A política identitária pode ser: um exercício criativo das instituições dominantes para criar massas assujeitadas ao poder político; poder ser política de resistência de atores que criam identidade para respirar frente à política identitária dominante; pode ser política de projeto dos resistentes para se transformarem em dominação e assujeitar o inimigo identitário. (Castells. v. 2: 24-25).
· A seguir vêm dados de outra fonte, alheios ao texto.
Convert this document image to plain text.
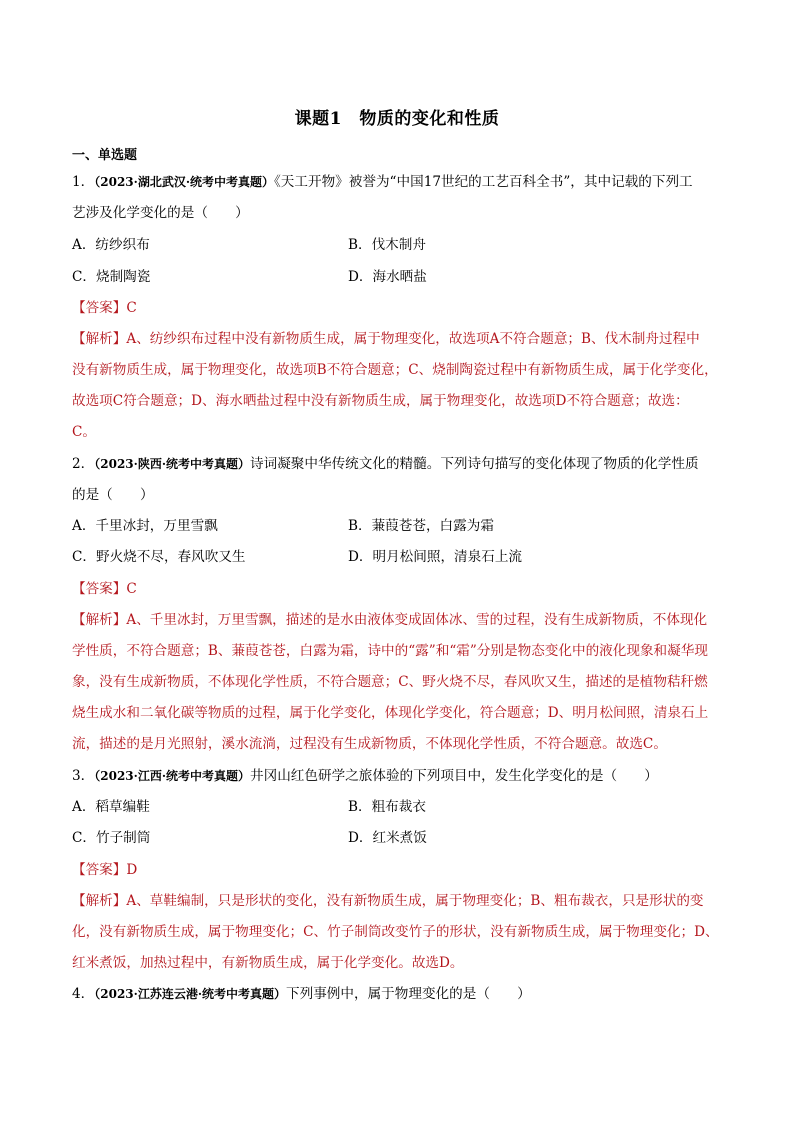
课题1　物质的变化和性质
一、单选题
1．（2023·湖北武汉·统考中考真题）《天工开物》被誉为“中国17世纪的工艺百科全书”，其中记载的下列工
艺涉及化学变化的是（　　）
A．纺纱织布	B．伐木制舟
C．烧制陶瓷	D．海水晒盐
【答案】C
【解析】A、纺纱织布过程中没有新物质生成，属于物理变化，故选项A不符合题意；B、伐木制舟过程中
没有新物质生成，属于物理变化，故选项B不符合题意；C、烧制陶瓷过程中有新物质生成，属于化学变化，
故选项C符合题意；D、海水晒盐过程中没有新物质生成，属于物理变化，故选项D不符合题意；故选：
C。
2．（2023·陕西·统考中考真题）诗词凝聚中华传统文化的精髓。下列诗句描写的变化体现了物质的化学性质
的是（　　）
A．千里冰封，万里雪飘	B．蒹葭苍苍，白露为霜
C．野火烧不尽，春风吹又生	D．明月松间照，清泉石上流
【答案】C
【解析】A、千里冰封，万里雪飘，描述的是水由液体变成固体冰、雪的过程，没有生成新物质，不体现化
学性质，不符合题意；B、蒹葭苍苍，白露为霜，诗中的“露”和“霜”分别是物态变化中的液化现象和凝华现
象，没有生成新物质，不体现化学性质，不符合题意；C、野火烧不尽，春风吹又生，描述的是植物秸秆燃
烧生成水和二氧化碳等物质的过程，属于化学变化，体现化学变化，符合题意；D、明月松间照，清泉石上
流，描述的是月光照射，溪水流淌，过程没有生成新物质，不体现化学性质，不符合题意。故选C。
3．（2023·江西·统考中考真题）井冈山红色研学之旅体验的下列项目中，发生化学变化的是（　　）
A．稻草编鞋	B．粗布裁衣
C．竹子制筒	D．红米煮饭
【答案】D
【解析】A、草鞋编制，只是形状的变化，没有新物质生成，属于物理变化；B、粗布裁衣，只是形状的变
化，没有新物质生成，属于物理变化；C、竹子制筒改变竹子的形状，没有新物质生成，属于物理变化；D、
红米煮饭，加热过程中，有新物质生成，属于化学变化。故选D。
4．（2023·江苏连云港·统考中考真题）下列事例中，属于物理变化的是（　　）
Instituições e atores identitários significam o colapso da sociedade civil da linguagem de Hegel a Gramsci. A sociedade burguesa é substituída por uma sociedade pós-burguesa. Castells fala de atores fundamentalistas religioso, racial e nacionalista, do feminismo da guerra civil sexual fazendo pendant com o movimento afro-americano da guerra civil racial como os mais significativos da época do tribalismo da sociedade em rede informacional.
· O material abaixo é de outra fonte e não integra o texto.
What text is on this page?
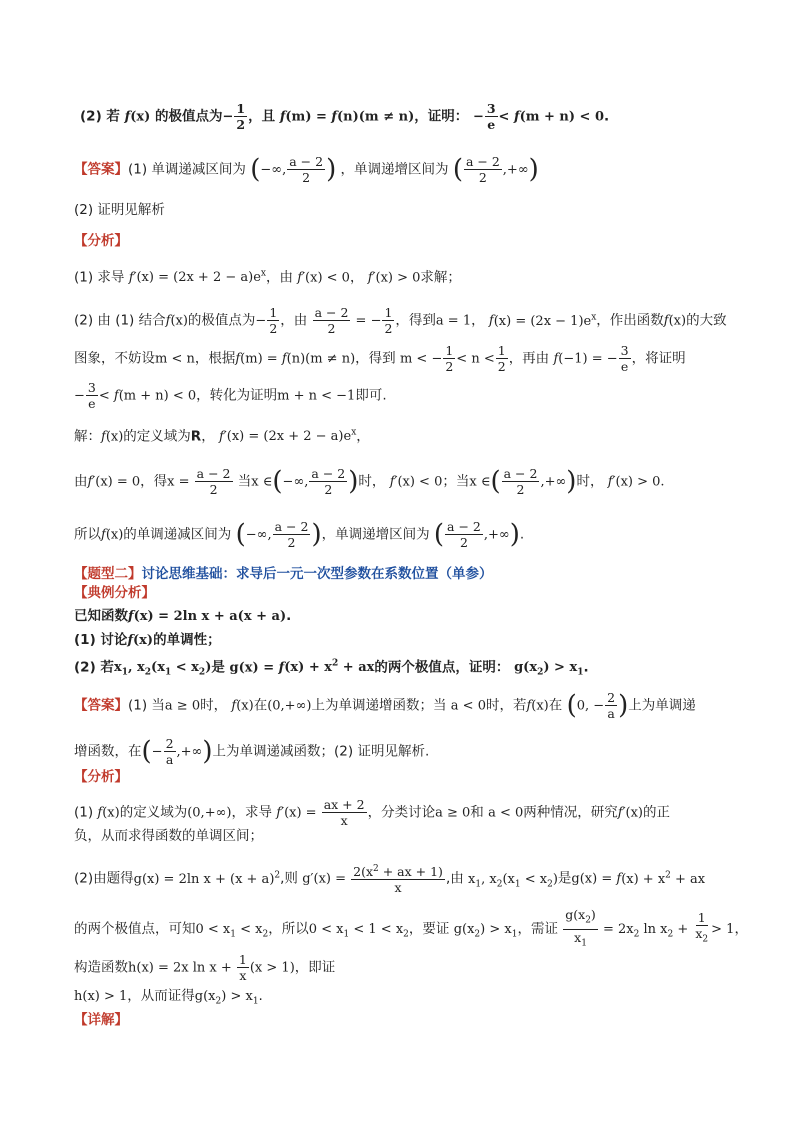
(2) 若 f(x) 的极值点为− $\frac{1}{2}$ ，且 f(m) = f(n)(m ≠ n)，证明： − $\frac{3}{e} < f(m + n) < 0$.
【答案】(1) 单调递减区间为 (−∞, $\frac{a - 2}{2}$ ) ，单调递增区间为 ( $\frac{a - 2}{2}$ ,+∞)
(2) 证明见解析
【分析】
(1) 求导 $f'(x) = (2x + 2 - a)e^x$，由 f′(x) < 0， f′(x) > 0求解；
(2) 由 (1) 结合f(x)的极值点为− $\frac{1}{2}$ ，由 $\frac{a - 2}{2}$ = − $\frac{1}{2}$ ，得到a = 1， $f(x) = (2x - 1)e^x$，作出函数f(x)的大致
图象，不妨设m < n，根据f(m) = f(n)(m ≠ n)，得到 m < − $\frac{1}{2} < n < \frac{1}{2}$ ，再由 f(−1) = − $\frac{3}{e}$ ，将证明
− $\frac{3}{e} < f(m + n) < 0$，转化为证明m + n < −1即可.
解：f(x)的定义域为R， $f'(x) = (2x + 2 - a)e^x$，
由f′(x) = 0，得$x = \frac{a - 2}{2}$ 当x ∈(−∞, $\frac{a - 2}{2}$ )时， f′(x) < 0；当x ∈( $\frac{a - 2}{2}$ ,+∞)时， f′(x) > 0.
所以f(x)的单调递减区间为 (−∞, $\frac{a - 2}{2}$ )，单调递增区间为 ( $\frac{a - 2}{2}$ ,+∞).
【题型二】讨论思维基础：求导后一元一次型参数在系数位置（单参）
【典例分析】
已知函数f(x) = 2ln x + a(x + a).
(1) 讨论f(x)的单调性；
(2) 若$x_1$, $x_2(x_1 < x_2)$是 $g(x) = f(x) + x^2$ + ax的两个极值点，证明： $g(x_2) > x_1$.
【答案】(1) 当a ≥ 0时， f(x)在(0,+∞)上为单调递增函数；当 a < 0时，若f(x)在 (0, − $\frac{2}{a}$ )上为单调递
增函数，在(− $\frac{2}{a}$ ,+∞)上为单调递减函数；(2) 证明见解析.
【分析】
(1) f(x)的定义域为(0,+∞)，求导 $f'(x) = \frac{ax + 2}{x}$ ，分类讨论a ≥ 0和 a < 0两种情况，研究f′(x)的正
负，从而求得函数的单调区间；
(2)由题得g(x) = 2ln $x + (x + a)^2$,则 $g'(x) = \frac{2(x^2 + ax + 1)}{x}$ ,由 $x_1$, $x_2(x_1 < x_2)$是$g(x) = f(x) + x^2$ + ax
的两个极值点，可知$0 < x_1 < x_2$，所以$0 < x_1 < 1 < x_2$，要证 $g(x_2) > x_1$，需证 $\frac{g(x_2)}{x_1} = 2x_2$ $\ln x_2 + \frac{1}{x_2} > 1$，
构造函数h(x) = 2x $\ln x + \frac{1}{x} (x > 1)$，即证
h(x) > 1，从而证得$g(x_2) > x_1$.
【详解】
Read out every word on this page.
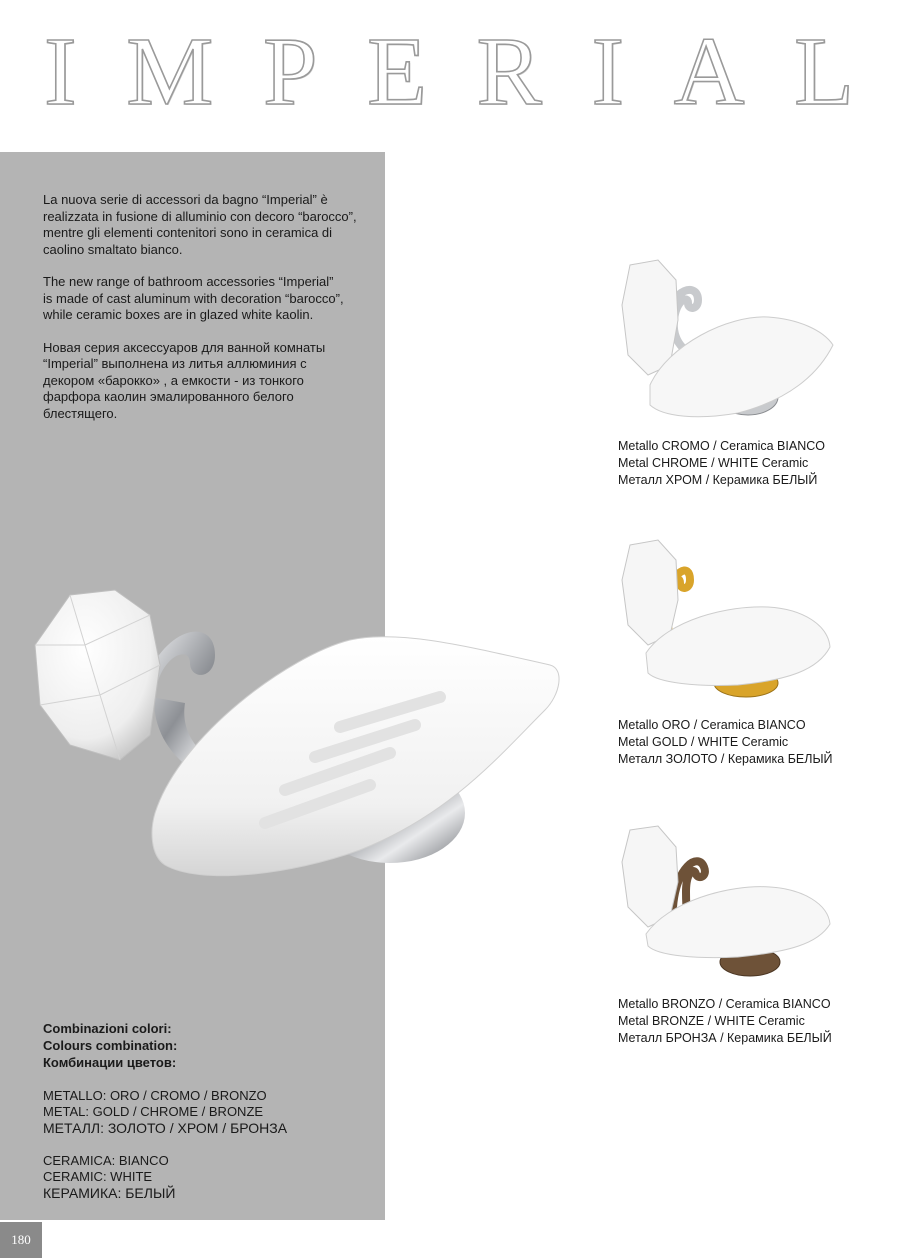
I M P E R I A L

La nuova serie di accessori da bagno “Imperial” è
realizzata in fusione di alluminio con decoro “barocco”,
mentre gli elementi contenitori sono in ceramica di
caolino smaltato bianco.

The new range of bathroom accessories “Imperial”
is made of cast aluminum with decoration “barocco”,
while ceramic boxes are in glazed white kaolin.

Новая серия аксессуаров для ванной комнаты
“Imperial” выполнена из литья аллюминия с
декором «барокко» , а емкости - из тонкого
фарфора каолин эмалированного белого
блестящего.

Metallo CROMO / Ceramica BIANCO
Metal CHROME / WHITE Ceramic
Металл ХРОМ / Керамика БЕЛЫЙ
Metallo ORO / Ceramica BIANCO
Metal GOLD / WHITE Ceramic
Металл ЗОЛОТО / Керамика БЕЛЫЙ
Metallo BRONZO / Ceramica BIANCO
Metal BRONZE / WHITE Ceramic
Металл БРОНЗА / Керамика БЕЛЫЙ
Combinazioni colori:
Colours combination:
Комбинации цветов:
METALLO: ORO / CROMO / BRONZO
METAL: GOLD / CHROME / BRONZE
МЕТАЛЛ: ЗОЛОТО / ХРОМ / БРОНЗА
CERAMICA: BIANCO
CERAMIC: WHITE
КЕРАМИКА: БЕЛЫЙ
180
O livro O poder da identidade é de 1996. O livro A transfiguração do político. A tribalização do mundo é de 1992. A implosão da sociedade programada ocidental é um efeito do significante tribalismo. Trata-se, em último caso, da dialética do racional com o imaginal: representação, imaginário e simbólico. (Maffesoli: 75). No início da época do globalismo neoliberal, a sociedade civil moderna é sobrepujada pela comunidade das tribos de um ponto de vista sócio-antropológico:
“Boa caracterização igualmente do que Durkheim chamava de ‘divino social’, conjunto complexo em que todos os elementos dos meios social e natural entram em interação permanente”. (Maffesoli: 215).

A desintegração da articulação da hegemonia na sociedade civil e a soberania da dominação fuocaldiana no campo de poderes é o fato que gera uma inflexão na história da sociedade ocidental da modernidade. A sociedade civil é substituída por um campo de poderes ersatz de sagrado, visto mais da ótica de Baudrillard do que do olhar da sociedade em rede de Castells.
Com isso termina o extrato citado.